Fiolina confronted me when I arrived home. “Kama huyu angekuwa mtoto was Yunia, ama Caro, ama wa ndugu yako, ungekuwa ushanunua uniform,” she said. “But kwa sababu ni mtoto wa ndugu yangu, umetuwachia mzigo.”
She reminded me that I had brought my siblings’ children many things without complaining. “Plus, you are the deputy of the school. Hiyo ni aibu gani unatuletea?”
She had a point, and I almost considered caving in, but when I remembered that Electina’s father had been blowing money at Hitler’s, I resolved not to help. This was not a needy case like those I had helped before.
I told Electina to go to school the next day. That evening, I had a discussion with Tocla, reminding him that his daughter was now in Class Eight and we could not afford to see her out of school if we truly wanted her to pass well.
However, Tocla did not give any commitment or a way forward. He just said he would look into the matter, and ordered for another drink.
He did not show any enthusiasm about the matter, and although he had money — for he bought more drinks — he could not spare even a little for his daughter.
As I staggered home, I wondered, “If the father is not enthusiastic about his daughter’s school needs, who am I to be concerned? I was neither Red Cross nor CDF.
On Friday, I arrived at school at 8.30am and went straight to my office, where I locked myself in to get some work done.
I stayed there for quite some time and was interrupted by some commotion outside. It was Fiolina accompanied by Electina.
She wanted to see Kuya. “Mbona unafukuza watoto kwa sababu ya uniform pekee?” Fiolina asked, saying she would report the matter to Magoha.
Kuya looked at me and reminded me about the school’s policy on uniforms. “Otherwise, everyone would wear anything. We need order,” he said.
Fiolina told him she was aware of that “but could we allow Electina to stay in school as I work on the uniform issue?”
I directed Kuya to allow Electina back on assurance that the matter would be sorted out in two weeks.

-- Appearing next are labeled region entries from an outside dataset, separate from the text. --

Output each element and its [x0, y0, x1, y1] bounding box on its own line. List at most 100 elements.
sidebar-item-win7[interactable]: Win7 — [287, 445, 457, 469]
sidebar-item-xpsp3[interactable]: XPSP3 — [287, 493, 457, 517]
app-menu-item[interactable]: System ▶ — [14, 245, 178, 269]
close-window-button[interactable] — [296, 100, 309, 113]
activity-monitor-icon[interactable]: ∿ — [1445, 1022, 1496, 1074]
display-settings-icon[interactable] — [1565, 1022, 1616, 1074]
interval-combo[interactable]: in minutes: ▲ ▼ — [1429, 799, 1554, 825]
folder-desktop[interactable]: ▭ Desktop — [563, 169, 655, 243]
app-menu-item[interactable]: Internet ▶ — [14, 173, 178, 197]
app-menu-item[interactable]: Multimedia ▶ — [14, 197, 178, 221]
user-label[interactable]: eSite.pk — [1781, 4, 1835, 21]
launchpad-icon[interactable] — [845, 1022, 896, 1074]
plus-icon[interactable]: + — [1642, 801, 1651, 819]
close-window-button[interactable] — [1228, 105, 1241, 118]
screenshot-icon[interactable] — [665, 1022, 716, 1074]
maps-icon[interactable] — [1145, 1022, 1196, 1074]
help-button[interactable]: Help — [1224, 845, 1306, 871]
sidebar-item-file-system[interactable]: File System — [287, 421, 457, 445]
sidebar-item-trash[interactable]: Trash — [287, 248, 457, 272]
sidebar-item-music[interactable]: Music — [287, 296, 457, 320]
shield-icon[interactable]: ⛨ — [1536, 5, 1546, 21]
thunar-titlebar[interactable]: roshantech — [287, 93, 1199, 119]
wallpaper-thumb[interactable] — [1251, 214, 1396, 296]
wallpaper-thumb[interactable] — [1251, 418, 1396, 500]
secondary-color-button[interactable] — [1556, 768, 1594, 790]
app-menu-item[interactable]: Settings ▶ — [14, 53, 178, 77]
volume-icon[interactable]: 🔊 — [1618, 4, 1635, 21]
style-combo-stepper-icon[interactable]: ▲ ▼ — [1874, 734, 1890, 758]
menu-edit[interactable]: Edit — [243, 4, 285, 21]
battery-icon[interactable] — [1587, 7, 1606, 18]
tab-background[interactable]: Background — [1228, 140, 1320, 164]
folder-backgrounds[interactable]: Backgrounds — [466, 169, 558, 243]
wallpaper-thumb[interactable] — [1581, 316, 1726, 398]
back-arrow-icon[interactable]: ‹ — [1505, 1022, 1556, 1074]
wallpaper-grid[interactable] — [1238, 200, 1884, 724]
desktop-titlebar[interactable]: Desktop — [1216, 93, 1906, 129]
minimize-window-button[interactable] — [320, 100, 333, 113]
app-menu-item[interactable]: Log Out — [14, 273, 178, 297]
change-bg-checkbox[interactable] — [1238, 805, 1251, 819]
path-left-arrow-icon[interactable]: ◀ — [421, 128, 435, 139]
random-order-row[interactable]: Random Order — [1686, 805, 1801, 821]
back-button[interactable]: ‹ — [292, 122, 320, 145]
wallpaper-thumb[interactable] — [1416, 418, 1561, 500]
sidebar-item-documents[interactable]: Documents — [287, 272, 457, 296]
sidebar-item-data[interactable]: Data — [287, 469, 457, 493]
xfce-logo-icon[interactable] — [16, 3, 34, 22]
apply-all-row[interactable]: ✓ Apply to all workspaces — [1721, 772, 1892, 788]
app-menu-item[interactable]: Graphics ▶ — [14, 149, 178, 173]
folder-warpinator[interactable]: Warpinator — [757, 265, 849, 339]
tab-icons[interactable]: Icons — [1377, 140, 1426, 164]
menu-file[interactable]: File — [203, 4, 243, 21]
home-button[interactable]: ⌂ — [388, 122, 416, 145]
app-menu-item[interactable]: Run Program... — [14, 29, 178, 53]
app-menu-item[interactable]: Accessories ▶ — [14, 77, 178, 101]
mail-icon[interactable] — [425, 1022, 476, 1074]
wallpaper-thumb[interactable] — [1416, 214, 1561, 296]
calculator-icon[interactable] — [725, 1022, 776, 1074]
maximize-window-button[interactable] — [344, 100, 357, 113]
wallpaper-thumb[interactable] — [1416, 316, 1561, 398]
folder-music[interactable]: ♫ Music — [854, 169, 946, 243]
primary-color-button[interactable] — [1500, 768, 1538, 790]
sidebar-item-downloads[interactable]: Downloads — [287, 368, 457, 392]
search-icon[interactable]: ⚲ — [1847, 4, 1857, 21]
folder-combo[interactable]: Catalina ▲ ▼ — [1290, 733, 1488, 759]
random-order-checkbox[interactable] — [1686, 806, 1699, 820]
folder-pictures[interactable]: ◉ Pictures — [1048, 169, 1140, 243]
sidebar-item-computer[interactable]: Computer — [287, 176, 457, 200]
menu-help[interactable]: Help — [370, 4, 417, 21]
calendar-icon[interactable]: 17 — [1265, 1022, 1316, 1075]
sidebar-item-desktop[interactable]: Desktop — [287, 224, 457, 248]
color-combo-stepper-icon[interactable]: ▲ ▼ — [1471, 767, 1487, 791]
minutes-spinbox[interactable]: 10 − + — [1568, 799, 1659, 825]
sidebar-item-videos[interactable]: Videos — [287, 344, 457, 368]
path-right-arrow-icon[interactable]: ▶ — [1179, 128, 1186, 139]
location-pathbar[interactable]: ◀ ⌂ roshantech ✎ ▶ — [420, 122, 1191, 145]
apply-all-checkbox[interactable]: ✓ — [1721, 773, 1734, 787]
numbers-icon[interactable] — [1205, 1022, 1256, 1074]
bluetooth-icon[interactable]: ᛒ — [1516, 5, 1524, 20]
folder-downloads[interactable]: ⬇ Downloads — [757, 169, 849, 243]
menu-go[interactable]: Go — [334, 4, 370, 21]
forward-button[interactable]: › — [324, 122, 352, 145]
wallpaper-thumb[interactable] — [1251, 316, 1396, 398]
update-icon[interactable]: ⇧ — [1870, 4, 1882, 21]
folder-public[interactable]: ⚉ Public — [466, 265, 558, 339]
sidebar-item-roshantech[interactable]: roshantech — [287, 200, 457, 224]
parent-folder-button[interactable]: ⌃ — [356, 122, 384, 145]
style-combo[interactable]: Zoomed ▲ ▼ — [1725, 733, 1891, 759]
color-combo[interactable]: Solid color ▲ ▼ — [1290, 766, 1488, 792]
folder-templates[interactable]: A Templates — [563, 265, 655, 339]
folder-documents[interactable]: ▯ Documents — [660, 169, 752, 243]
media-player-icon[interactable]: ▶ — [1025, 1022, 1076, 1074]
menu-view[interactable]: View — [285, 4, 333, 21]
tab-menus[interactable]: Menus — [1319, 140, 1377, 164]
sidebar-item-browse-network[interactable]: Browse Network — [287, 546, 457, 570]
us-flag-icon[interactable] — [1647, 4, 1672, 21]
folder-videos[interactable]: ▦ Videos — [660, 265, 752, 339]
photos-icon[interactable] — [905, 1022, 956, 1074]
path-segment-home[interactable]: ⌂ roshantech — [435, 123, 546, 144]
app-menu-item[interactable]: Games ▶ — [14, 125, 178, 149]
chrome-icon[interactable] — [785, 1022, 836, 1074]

Even as I said so, it was clear in my mind that I would not buy the uniform. That evening I found a fuming Fiolina at home.
She was still angry that Electina had been sent home over uniform, and believed I had something to do with it.
“Brandon, Bedford na Theophillas hajawahi fukuzwa hata kama uniform imeraruka,” she reminded me. “Why can’t you talk to your teachers to allow her to learn as you plan to buy the informs?” Posed Fiolina.
However, I read mischief in Fiolina’s remarks. I was not going to commit to anything. Not when Tocla was still alive and able to buy the uniforms.
She was upset. “Have I ever refused to do anything for Brandon yet the mother is alive and capable of supporting him?” She asked. I tried to explain that the two cases were different, but she could hear none of it.
I only agreed to ensure that Electina is not sent away from school for some time; that is until Bensouda reports.
But under no circumstances was I going to start spending on her. Not when her father was still alive and blowing money at Hitler’s!